Chicago Mayor Rahm Emanuel dismissed the city’s police chief, Garry McCarthy, on Tuesday following public uproar over the shooting of a black teenager by a white police officer. This came one week after a court directive ordered Emanuel’s office to release a year-old video that implicated Officer Jason Van Dyke in the murder of 17-year-old Laquan McDonald. The video, released last Tuesday, showed Van Dyke shoot the teenager 16 times. The officer was indicted for first-degree murder on the same day.
McCarthy’s dismissal was announced by Emanuel at a late-morning press conference on Tuesday, where he said that he had officially asked McCarthy to step down earlier in the day. Emanuel has previously sided with McCarthy amidst mounting wrath over how the police administration handled the release of the video.
“I have a lot of support and confidence in the work that he has done,” Emanuel said. “But our goal is to build the trust and confidence with the public. At this point and this juncture for the city, given what we’re working on, he has become an issue rather than someone dealing with the issue.”
McCarthy spoke to reporters on Friday and told them that he did not intend to step down. “I have never quit on anything in my life,” McCarthy said. “The mayor has made it very clear that he has my back. If people peel away the onion on what’s happening right now in the policing world, you’re going to find a police department that is doing an exceptional job, and quite frankly I’m not going to quit on the people of Chicago, and I’ll never quit on these men and women.”
Even before the release of the video, members of the Chicago Urban League (an association of black city council members) had pushed for McCarthy’s dismissal over the increasing homicide rate in the city in 2015. There were also complains over the police chief’s minimal endeavors to employ and promote African-American officers. The League members also had the intention to advance a vote of no-confidence against McCarthy this month.
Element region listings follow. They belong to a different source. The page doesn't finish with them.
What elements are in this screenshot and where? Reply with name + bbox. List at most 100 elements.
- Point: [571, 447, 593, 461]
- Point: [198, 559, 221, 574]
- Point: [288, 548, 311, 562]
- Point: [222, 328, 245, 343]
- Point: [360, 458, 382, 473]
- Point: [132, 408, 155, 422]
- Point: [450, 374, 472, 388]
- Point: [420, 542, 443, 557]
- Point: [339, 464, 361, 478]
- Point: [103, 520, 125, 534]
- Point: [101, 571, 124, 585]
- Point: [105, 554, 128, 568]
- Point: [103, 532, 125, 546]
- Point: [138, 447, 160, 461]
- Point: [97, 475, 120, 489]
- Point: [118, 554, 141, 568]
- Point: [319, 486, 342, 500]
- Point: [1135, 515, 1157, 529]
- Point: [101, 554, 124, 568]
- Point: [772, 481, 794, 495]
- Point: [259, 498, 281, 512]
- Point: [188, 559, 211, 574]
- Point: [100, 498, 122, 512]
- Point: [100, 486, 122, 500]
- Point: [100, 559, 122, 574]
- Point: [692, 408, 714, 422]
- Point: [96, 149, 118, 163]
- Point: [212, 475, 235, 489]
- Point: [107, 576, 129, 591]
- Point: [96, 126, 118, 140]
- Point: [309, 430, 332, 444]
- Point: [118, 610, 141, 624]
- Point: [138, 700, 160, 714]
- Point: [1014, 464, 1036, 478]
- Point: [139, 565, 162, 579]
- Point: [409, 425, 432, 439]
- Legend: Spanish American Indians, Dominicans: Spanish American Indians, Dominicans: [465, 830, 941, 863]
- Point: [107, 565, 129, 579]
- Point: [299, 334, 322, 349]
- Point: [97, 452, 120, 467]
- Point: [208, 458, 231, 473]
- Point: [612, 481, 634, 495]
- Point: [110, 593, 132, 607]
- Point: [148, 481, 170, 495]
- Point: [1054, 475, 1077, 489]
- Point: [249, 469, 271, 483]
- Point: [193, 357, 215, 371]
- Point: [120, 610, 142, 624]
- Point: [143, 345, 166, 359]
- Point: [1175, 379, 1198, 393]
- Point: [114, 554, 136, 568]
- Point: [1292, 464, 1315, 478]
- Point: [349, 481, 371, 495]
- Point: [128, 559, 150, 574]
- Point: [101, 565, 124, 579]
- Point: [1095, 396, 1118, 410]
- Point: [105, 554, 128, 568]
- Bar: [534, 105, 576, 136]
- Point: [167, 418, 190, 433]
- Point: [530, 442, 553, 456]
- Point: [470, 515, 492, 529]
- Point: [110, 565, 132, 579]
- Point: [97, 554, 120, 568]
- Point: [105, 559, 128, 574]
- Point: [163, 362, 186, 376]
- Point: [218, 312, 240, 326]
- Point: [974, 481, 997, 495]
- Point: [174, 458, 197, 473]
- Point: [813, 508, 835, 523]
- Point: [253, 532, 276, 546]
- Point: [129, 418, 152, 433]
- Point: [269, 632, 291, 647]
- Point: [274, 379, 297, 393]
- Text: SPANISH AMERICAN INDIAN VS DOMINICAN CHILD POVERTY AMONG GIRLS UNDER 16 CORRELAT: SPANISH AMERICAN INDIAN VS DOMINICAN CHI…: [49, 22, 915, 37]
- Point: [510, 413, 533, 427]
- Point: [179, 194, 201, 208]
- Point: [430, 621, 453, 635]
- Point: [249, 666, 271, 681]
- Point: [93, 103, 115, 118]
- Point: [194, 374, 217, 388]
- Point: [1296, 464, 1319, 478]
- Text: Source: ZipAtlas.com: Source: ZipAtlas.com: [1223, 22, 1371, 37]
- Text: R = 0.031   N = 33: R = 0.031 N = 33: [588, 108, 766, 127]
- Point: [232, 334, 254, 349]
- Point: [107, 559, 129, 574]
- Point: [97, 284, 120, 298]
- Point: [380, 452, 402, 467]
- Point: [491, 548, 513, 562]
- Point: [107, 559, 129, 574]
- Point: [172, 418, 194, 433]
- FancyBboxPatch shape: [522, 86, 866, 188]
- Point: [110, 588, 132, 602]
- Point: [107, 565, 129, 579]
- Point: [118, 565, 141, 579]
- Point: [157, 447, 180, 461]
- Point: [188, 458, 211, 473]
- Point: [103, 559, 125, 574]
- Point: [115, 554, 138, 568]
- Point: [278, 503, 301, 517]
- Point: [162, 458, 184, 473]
Demands for McCarthy’s dismissal increased over the last week, after the video was released. Demonstrators took to the streets, demanding McCarthy’s firing as they shouted, “16 shots and a cover up!”
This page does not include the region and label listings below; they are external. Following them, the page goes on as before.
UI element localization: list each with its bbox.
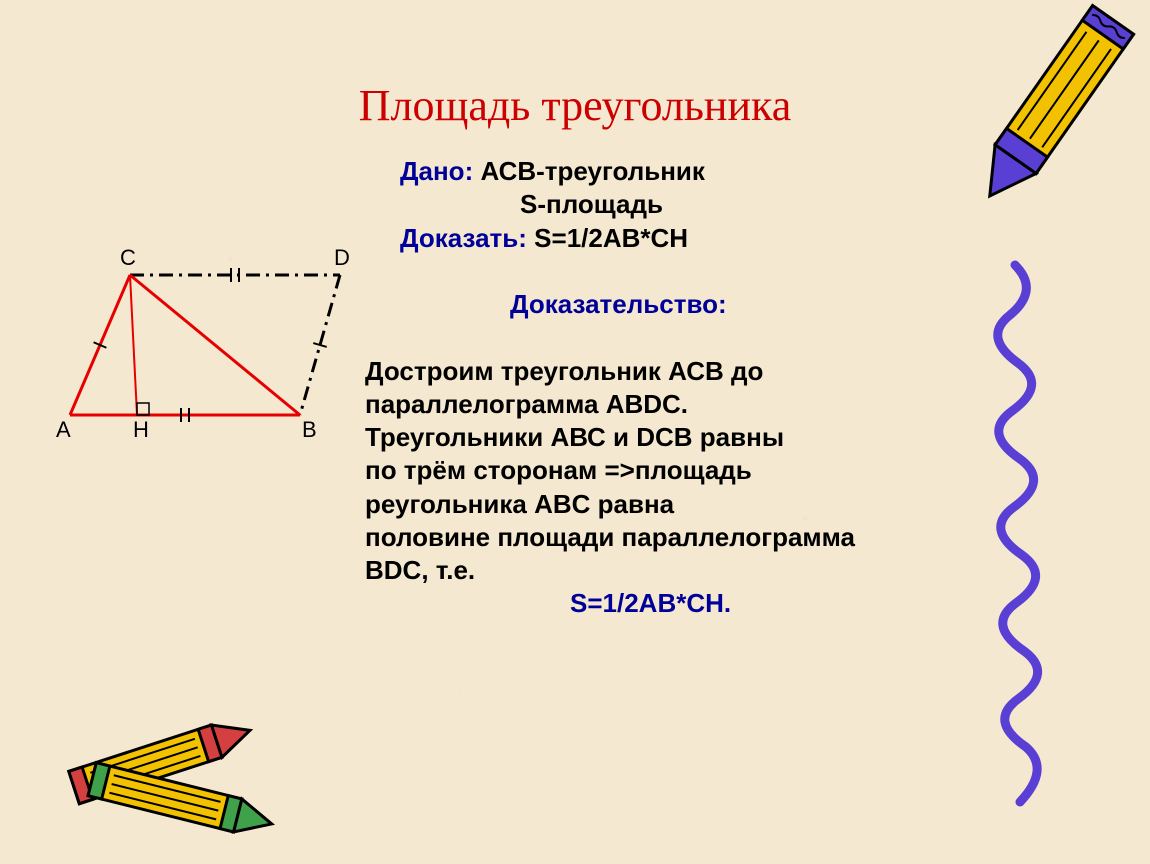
svg-text:H: H [133, 417, 149, 442]
prove-text: S=1/2AB*CH [534, 223, 688, 253]
crayon-top-right-icon [940, 0, 1150, 245]
proof-header-text: Доказательство: [510, 289, 727, 319]
svg-text:A: A [56, 417, 71, 442]
given-label: Дано: [400, 156, 473, 186]
proof-line: реугольника ABC равна [365, 488, 1060, 521]
squiggle-icon [980, 260, 1050, 825]
proof-line: Достроим треугольник АСВ до [365, 355, 1060, 388]
proof-line: Треугольники АВС и DCB равны [365, 421, 1060, 454]
proof-line: половине площади параллелограмма [365, 521, 1060, 554]
diagram-svg: A B C D H [40, 225, 360, 445]
svg-text:D: D [334, 245, 350, 270]
title-text: Площадь треугольника [359, 81, 792, 130]
given-line2: S-площадь [400, 189, 663, 219]
formula-text: S=1/2AB*CH. [570, 588, 731, 618]
geometry-diagram: A B C D H [40, 225, 360, 445]
final-formula: S=1/2AB*CH. [400, 587, 1060, 620]
proof-line: параллелограмма ABDС. [365, 388, 1060, 421]
svg-text:C: C [120, 245, 136, 270]
given-line1: АСВ-треугольник [480, 156, 704, 186]
proof-line: BDC, т.е. [365, 554, 1060, 587]
proof-body: Достроим треугольник АСВ допараллелограм… [365, 355, 1060, 588]
svg-text:B: B [302, 417, 317, 442]
proof-line: по трём сторонам =>площадь [365, 454, 1060, 487]
crayons-bottom-left-icon [30, 669, 330, 844]
prove-label: Доказать: [400, 223, 527, 253]
proof-header: Доказательство: [400, 288, 1060, 321]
McCarthy, 56, began his career at the New York police department at the age of 22. He steadily rose through the ranks to become NYPD’s Deputy Commander of Operations. In 2006, he was appointed as police director in Newark, New Jersey. Mayor Emanuel hired him as the superintendent of the Chicago Police Department shortly after taking office in May 2011.
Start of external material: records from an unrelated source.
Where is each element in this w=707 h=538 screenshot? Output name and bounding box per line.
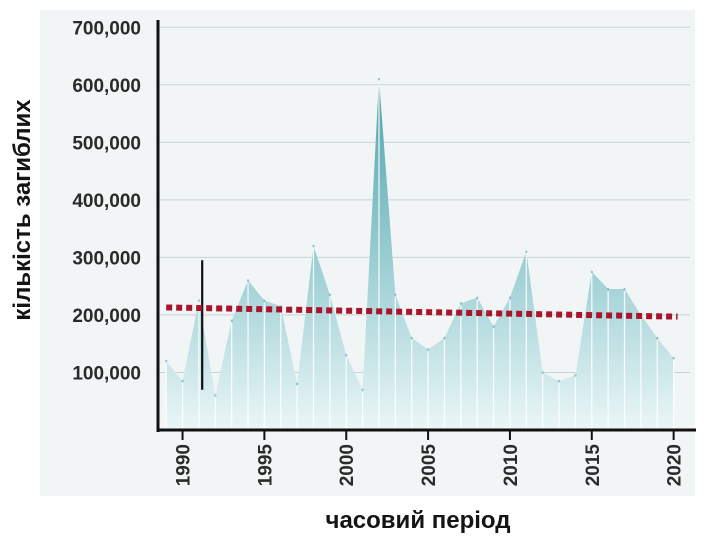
x-tick-label: 1990 xyxy=(174,444,195,486)
data-point xyxy=(164,359,168,363)
data-point xyxy=(508,296,512,299)
trend-line xyxy=(166,304,678,320)
y-tick-label: 100,000 xyxy=(72,363,141,384)
data-point xyxy=(590,270,593,273)
data-point xyxy=(214,394,217,397)
y-axis-title: кількість загиблих xyxy=(9,99,36,321)
y-axis-ticks: 100,000 200,000 300,000 400,000 500,000 600,0… xyxy=(72,18,141,384)
data-point xyxy=(295,382,299,386)
y-tick-label: 700,000 xyxy=(72,18,141,39)
y-tick-label: 200,000 xyxy=(72,306,141,327)
data-point xyxy=(525,250,528,253)
data-point xyxy=(574,374,577,377)
data-point xyxy=(443,336,446,340)
data-point xyxy=(656,336,659,340)
data-point xyxy=(410,336,413,340)
trend-line-series xyxy=(166,304,678,320)
data-point xyxy=(606,287,610,291)
x-tick-label: 2010 xyxy=(501,444,522,486)
data-point xyxy=(541,371,544,374)
x-axis-title: часовий період xyxy=(326,507,511,534)
data-point xyxy=(394,293,397,296)
data-point xyxy=(426,348,430,351)
data-point xyxy=(623,287,626,291)
data-point xyxy=(557,379,561,383)
data-point xyxy=(377,77,381,81)
data-point xyxy=(197,299,201,302)
axes xyxy=(156,20,696,432)
y-tick-label: 400,000 xyxy=(72,191,141,212)
x-tick-label: 2015 xyxy=(583,444,604,487)
y-tick-label: 300,000 xyxy=(72,248,141,269)
data-point xyxy=(345,354,348,357)
y-tick-label: 500,000 xyxy=(72,133,141,154)
data-point xyxy=(492,325,495,328)
x-tick-label: 2020 xyxy=(665,444,686,486)
area-fill xyxy=(166,79,674,430)
data-point xyxy=(181,379,184,383)
area-series xyxy=(164,77,675,430)
x-tick-label: 2000 xyxy=(337,444,358,486)
data-point xyxy=(476,296,479,299)
data-point xyxy=(312,244,315,248)
x-tick-label: 2005 xyxy=(419,444,440,487)
x-tick-label: 1995 xyxy=(255,444,276,487)
y-tick-label: 600,000 xyxy=(72,76,141,97)
data-point xyxy=(672,356,675,360)
data-point xyxy=(246,279,250,282)
data-point xyxy=(328,293,332,296)
data-point xyxy=(459,302,463,305)
data-point xyxy=(361,388,364,391)
x-axis-ticks: 1990 1995 2000 2005 2010 2015 2020 xyxy=(174,430,686,486)
data-point xyxy=(230,319,233,322)
data-point xyxy=(263,299,266,302)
In the video dated October 20, 2014, McDonald is seen walking in the middle of the street. He seems to be walking away from the police when he is first hit. According to the prosecuting attorneys, Van Dyke fired at McDonald 16 times in a span of 15seconds. The other five officers who were present at the time of the shooting held their fire.
Van Dyke was charged and later suspended without pay. He was freed from jail after paying $1.5million bail.
Police stated that they were trailing McDonald after receiving a 911 call that the teenager was breaking into cars and brandishing a knife. The prosecution said that he had deflated a squad car tire using his knife just before being shot. He was later found holding a knife with a 3-inch blade and his system intoxicated with PCP (popularly known on the streets as “Angel Dust”).